Senior Project – Days 16 – 17

Wednesday 4, Day 16; from 8 in the morning to 1 the next morning, I slavishly cobbled the rest of my project together.

In the morning, I did more drums for “Dyschronometria” and started doing vocals. Audacity as usual was a crashy, finicky bother, but I managed. Between a faulty high-end pair of headphones, a working low-end pair of earphones, and a large PVC speakerbot my father and I build a while ago, I really need to reinvest next time around in some expensive equipment. I had to pull 4 songs together, and only had three: After a 2:00 dentist appointment, I kept working on the other three while trying to come up with a fourth. After dinner, I just started sampling my voice and created a pretty sick a capella beat. I pulled up some starter lines from a .txt file sitting on my desktop, and I tore up the mic. Hours spent working (not counting the dentist appointment from 2-3): 16 hours. That’s just inhuman.

Thursday 5, Day 17 and presentation day; before getting started on the trifold, I still had to mix the vocals, drums, and other instruments together in the two big songs, and master everything. That was new for me, learning how to add just the right amount of EQ and Compression and Reverb, panning everything so each instrument has its own place in space, and adjusting gain and timing of each. What a pain. Then I got to work on a trifold board. Woke up at 6, so with only 5 hours of sleep and not really eating breakfast or lunch, I’m running on fumes here.


So what’s the big meaning to all this?

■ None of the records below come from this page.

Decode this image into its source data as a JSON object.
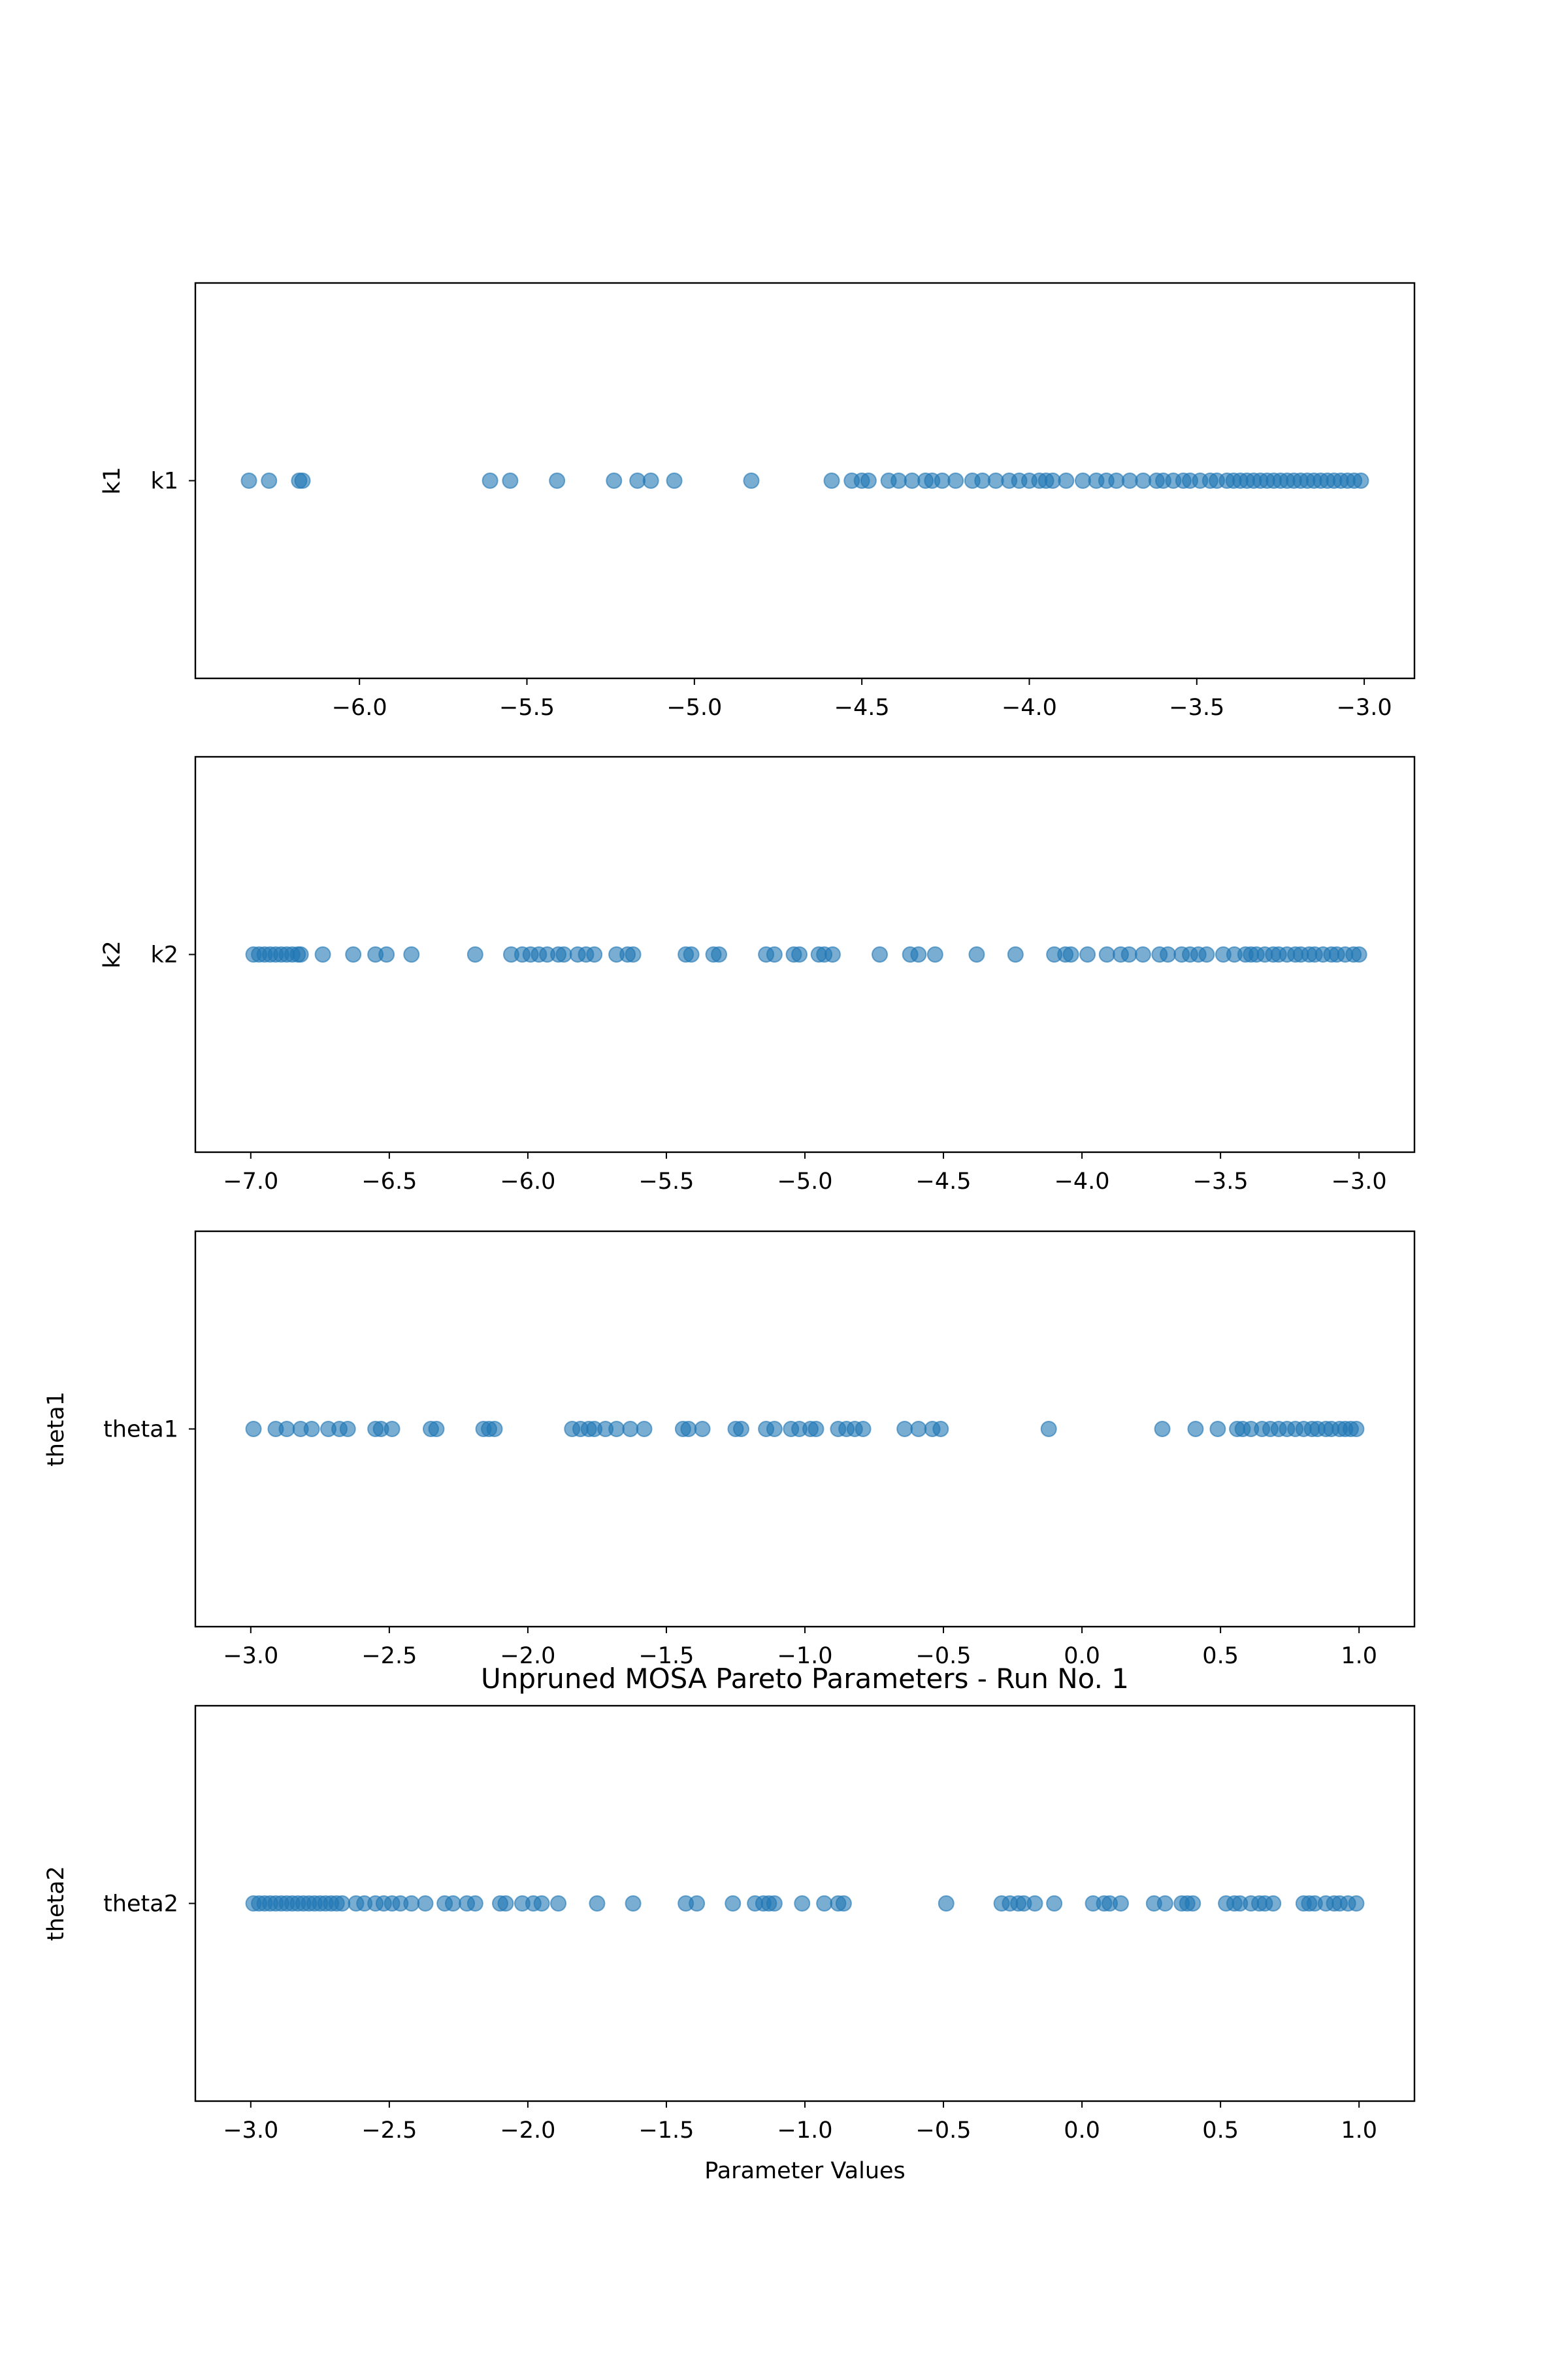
{
  "colors": {
    "marker": "#1f77b4",
    "axes": "#000000",
    "background": "#ffffff"
  },
  "chart_data": [
    {
      "type": "scatter",
      "title": "",
      "xlabel": "",
      "ylabel": "k1",
      "category": "k1",
      "xlim": [
        -6.49,
        -2.85
      ],
      "xticks": [
        -6.0,
        -5.5,
        -5.0,
        -4.5,
        -4.0,
        -3.5,
        -3.0
      ],
      "xtick_labels": [
        "−6.0",
        "−5.5",
        "−5.0",
        "−4.5",
        "−4.0",
        "−3.5",
        "−3.0"
      ],
      "grid": false,
      "x": [
        -6.33,
        -6.27,
        -6.18,
        -6.17,
        -5.61,
        -5.55,
        -5.41,
        -5.24,
        -5.17,
        -5.13,
        -5.06,
        -4.83,
        -4.59,
        -4.53,
        -4.5,
        -4.48,
        -4.42,
        -4.39,
        -4.35,
        -4.31,
        -4.29,
        -4.26,
        -4.22,
        -4.17,
        -4.14,
        -4.1,
        -4.06,
        -4.03,
        -4.0,
        -3.97,
        -3.95,
        -3.93,
        -3.89,
        -3.84,
        -3.8,
        -3.77,
        -3.74,
        -3.7,
        -3.66,
        -3.62,
        -3.6,
        -3.57,
        -3.54,
        -3.52,
        -3.49,
        -3.46,
        -3.44,
        -3.41,
        -3.39,
        -3.37,
        -3.35,
        -3.33,
        -3.31,
        -3.29,
        -3.27,
        -3.25,
        -3.23,
        -3.21,
        -3.19,
        -3.17,
        -3.15,
        -3.13,
        -3.11,
        -3.09,
        -3.07,
        -3.05,
        -3.03,
        -3.01
      ]
    },
    {
      "type": "scatter",
      "title": "",
      "xlabel": "",
      "ylabel": "k2",
      "category": "k2",
      "xlim": [
        -7.2,
        -2.8
      ],
      "xticks": [
        -7.0,
        -6.5,
        -6.0,
        -5.5,
        -5.0,
        -4.5,
        -4.0,
        -3.5,
        -3.0
      ],
      "xtick_labels": [
        "−7.0",
        "−6.5",
        "−6.0",
        "−5.5",
        "−5.0",
        "−4.5",
        "−4.0",
        "−3.5",
        "−3.0"
      ],
      "grid": false,
      "x": [
        -6.99,
        -6.97,
        -6.95,
        -6.93,
        -6.91,
        -6.89,
        -6.87,
        -6.85,
        -6.83,
        -6.82,
        -6.74,
        -6.63,
        -6.55,
        -6.51,
        -6.42,
        -6.19,
        -6.06,
        -6.02,
        -5.99,
        -5.96,
        -5.93,
        -5.89,
        -5.87,
        -5.82,
        -5.79,
        -5.76,
        -5.68,
        -5.64,
        -5.62,
        -5.43,
        -5.41,
        -5.33,
        -5.31,
        -5.14,
        -5.11,
        -5.04,
        -5.02,
        -4.95,
        -4.93,
        -4.9,
        -4.73,
        -4.62,
        -4.59,
        -4.53,
        -4.38,
        -4.24,
        -4.1,
        -4.06,
        -4.04,
        -3.98,
        -3.91,
        -3.86,
        -3.83,
        -3.78,
        -3.72,
        -3.69,
        -3.64,
        -3.61,
        -3.58,
        -3.55,
        -3.49,
        -3.45,
        -3.41,
        -3.39,
        -3.37,
        -3.34,
        -3.31,
        -3.29,
        -3.26,
        -3.23,
        -3.21,
        -3.18,
        -3.16,
        -3.13,
        -3.1,
        -3.08,
        -3.05,
        -3.02,
        -3.0
      ]
    },
    {
      "type": "scatter",
      "title": "",
      "xlabel": "",
      "ylabel": "theta1",
      "category": "theta1",
      "xlim": [
        -3.2,
        1.2
      ],
      "xticks": [
        -3.0,
        -2.5,
        -2.0,
        -1.5,
        -1.0,
        -0.5,
        0.0,
        0.5,
        1.0
      ],
      "xtick_labels": [
        "−3.0",
        "−2.5",
        "−2.0",
        "−1.5",
        "−1.0",
        "−0.5",
        "0.0",
        "0.5",
        "1.0"
      ],
      "grid": false,
      "x": [
        -2.99,
        -2.91,
        -2.87,
        -2.82,
        -2.78,
        -2.72,
        -2.68,
        -2.65,
        -2.55,
        -2.53,
        -2.49,
        -2.35,
        -2.33,
        -2.16,
        -2.14,
        -2.12,
        -1.84,
        -1.81,
        -1.78,
        -1.76,
        -1.72,
        -1.68,
        -1.63,
        -1.58,
        -1.44,
        -1.42,
        -1.37,
        -1.25,
        -1.23,
        -1.14,
        -1.11,
        -1.05,
        -1.02,
        -0.98,
        -0.96,
        -0.88,
        -0.85,
        -0.82,
        -0.79,
        -0.64,
        -0.59,
        -0.54,
        -0.51,
        -0.12,
        0.29,
        0.41,
        0.49,
        0.56,
        0.58,
        0.61,
        0.65,
        0.68,
        0.71,
        0.74,
        0.77,
        0.8,
        0.83,
        0.85,
        0.88,
        0.9,
        0.93,
        0.95,
        0.97,
        0.99
      ]
    },
    {
      "type": "scatter",
      "title": "Unpruned MOSA Pareto Parameters - Run No. 1",
      "xlabel": "Parameter Values",
      "ylabel": "theta2",
      "category": "theta2",
      "xlim": [
        -3.2,
        1.2
      ],
      "xticks": [
        -3.0,
        -2.5,
        -2.0,
        -1.5,
        -1.0,
        -0.5,
        0.0,
        0.5,
        1.0
      ],
      "xtick_labels": [
        "−3.0",
        "−2.5",
        "−2.0",
        "−1.5",
        "−1.0",
        "−0.5",
        "0.0",
        "0.5",
        "1.0"
      ],
      "grid": false,
      "x": [
        -2.99,
        -2.97,
        -2.95,
        -2.93,
        -2.91,
        -2.89,
        -2.87,
        -2.85,
        -2.83,
        -2.81,
        -2.79,
        -2.77,
        -2.75,
        -2.73,
        -2.71,
        -2.69,
        -2.67,
        -2.62,
        -2.59,
        -2.55,
        -2.52,
        -2.49,
        -2.46,
        -2.42,
        -2.37,
        -2.3,
        -2.27,
        -2.22,
        -2.19,
        -2.1,
        -2.08,
        -2.02,
        -1.98,
        -1.95,
        -1.89,
        -1.75,
        -1.62,
        -1.43,
        -1.39,
        -1.26,
        -1.18,
        -1.15,
        -1.13,
        -1.11,
        -1.01,
        -0.93,
        -0.88,
        -0.86,
        -0.49,
        -0.29,
        -0.26,
        -0.23,
        -0.21,
        -0.17,
        -0.1,
        0.04,
        0.08,
        0.1,
        0.14,
        0.26,
        0.3,
        0.36,
        0.38,
        0.4,
        0.52,
        0.55,
        0.57,
        0.61,
        0.64,
        0.66,
        0.69,
        0.8,
        0.82,
        0.84,
        0.88,
        0.91,
        0.93,
        0.96,
        0.99
      ]
    }
  ]
}
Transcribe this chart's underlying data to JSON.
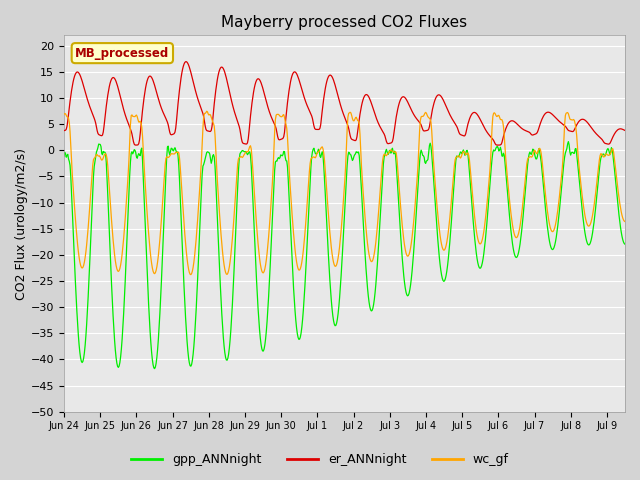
{
  "title": "Mayberry processed CO2 Fluxes",
  "ylabel": "CO2 Flux (urology/m2/s)",
  "ylim": [
    -50,
    22
  ],
  "yticks": [
    -50,
    -45,
    -40,
    -35,
    -30,
    -25,
    -20,
    -15,
    -10,
    -5,
    0,
    5,
    10,
    15,
    20
  ],
  "fig_bg": "#d4d4d4",
  "plot_bg": "#e8e8e8",
  "grid_color": "#ffffff",
  "line_colors": {
    "gpp": "#00ee00",
    "er": "#dd0000",
    "wc": "#ffa500"
  },
  "legend_labels": [
    "gpp_ANNnight",
    "er_ANNnight",
    "wc_gf"
  ],
  "inset_label": "MB_processed",
  "inset_bg": "#ffffcc",
  "inset_border": "#ccaa00",
  "inset_text_color": "#aa0000",
  "n_days": 15.5,
  "tick_labels": [
    "Jun 24",
    "Jun 25",
    "Jun 26",
    "Jun 27",
    "Jun 28",
    "Jun 29",
    "Jun 30",
    "Jul 1",
    "Jul 2",
    "Jul 3",
    "Jul 4",
    "Jul 5",
    "Jul 6",
    "Jul 7",
    "Jul 8",
    "Jul 9"
  ]
}
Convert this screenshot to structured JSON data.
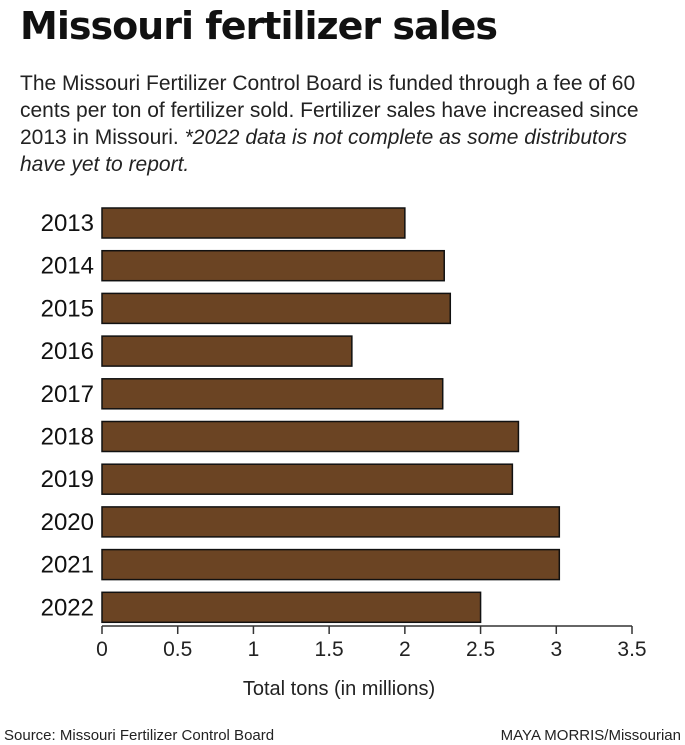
{
  "header": {
    "title": "Missouri fertilizer sales",
    "subtitle_main": "The Missouri Fertilizer Control Board is funded through a fee of 60 cents per ton of fertilizer sold. Fertilizer sales have increased since 2013 in Missouri.",
    "subtitle_note": "*2022 data is not complete as some distributors have yet to report."
  },
  "footer": {
    "source": "Source: Missouri Fertilizer Control Board",
    "credit_name": "MAYA MORRIS",
    "credit_outlet": "/Missourian"
  },
  "colors": {
    "bar": "#6b4423",
    "bar_stroke": "#111111",
    "axis": "#333333"
  },
  "chart_data": {
    "type": "bar",
    "orientation": "horizontal",
    "categories": [
      "2013",
      "2014",
      "2015",
      "2016",
      "2017",
      "2018",
      "2019",
      "2020",
      "2021",
      "2022"
    ],
    "values": [
      2.0,
      2.26,
      2.3,
      1.65,
      2.25,
      2.75,
      2.71,
      3.02,
      3.02,
      2.5
    ],
    "xlabel": "Total tons (in millions)",
    "ylabel": "",
    "xlim": [
      0,
      3.5
    ],
    "xticks": [
      "0",
      "0.5",
      "1",
      "1.5",
      "2",
      "2.5",
      "3",
      "3.5"
    ],
    "grid": false
  }
}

There are a lot of things I’ve learned, in no particular order:

  1. Recording a full album, with songs already written and practiced, with a band, with a professional engineer and everything, can take about a month.
  2. Recording anything resembling an album, with songs not yet written or practiced, soloing both the music and the mixing and the album art and everything, and potentially music videos, definitely does not take two and a half weeks. This project wasn’t merely ambitious, it was foolhardy.
  3. Expect to have 100 takes of every riff so that you can pick the one that sucks the least.
  4. Expect to save often, because even on a good rig, things still crash.
  5. PulseAudio, ALSA, and JACK do not play nicely.
  6. Linux does not play nicely. Not giving that up, because I know it works and I’m re-familiarized now with it’s quirks, but it comes at a price.
  7. Be careful when editing php files in your website, you can kill the whole thing if you mess up.
  8. I never have a problem filling time. There isn’t really enough to have any time left over.
  9. Cut the mid-range to make it sound clearer.
  10. Duplicate, pan, and add Reverb to give tracks weight in sound-space.
  11. Eat food and drink beverages and get sleep.
  12. You can have all the instruments in the world but you can only play them one at a time.
  13. Collaborations are fun, but only if you can actually get together to collaborate.
  14. Always be prepared for plan B, C, and Q.
  15. Instruments sound different together than they do alone. Always listen to everything together every so often.
  16. Even if I’m stressed, it’s something I love doing so it’s still a joy. Learn to isolate the stress from the work so that you don’t compromise anything.
  17. Compromise on the impossible, the sooner the better.
  18. Mad respect for sound engineers.

The final step in this journey is really to finish the other songs over the summer and re-record/re-mix/re-issue a full album by August. That’s much more time I think I can squeeze more usefulness out of.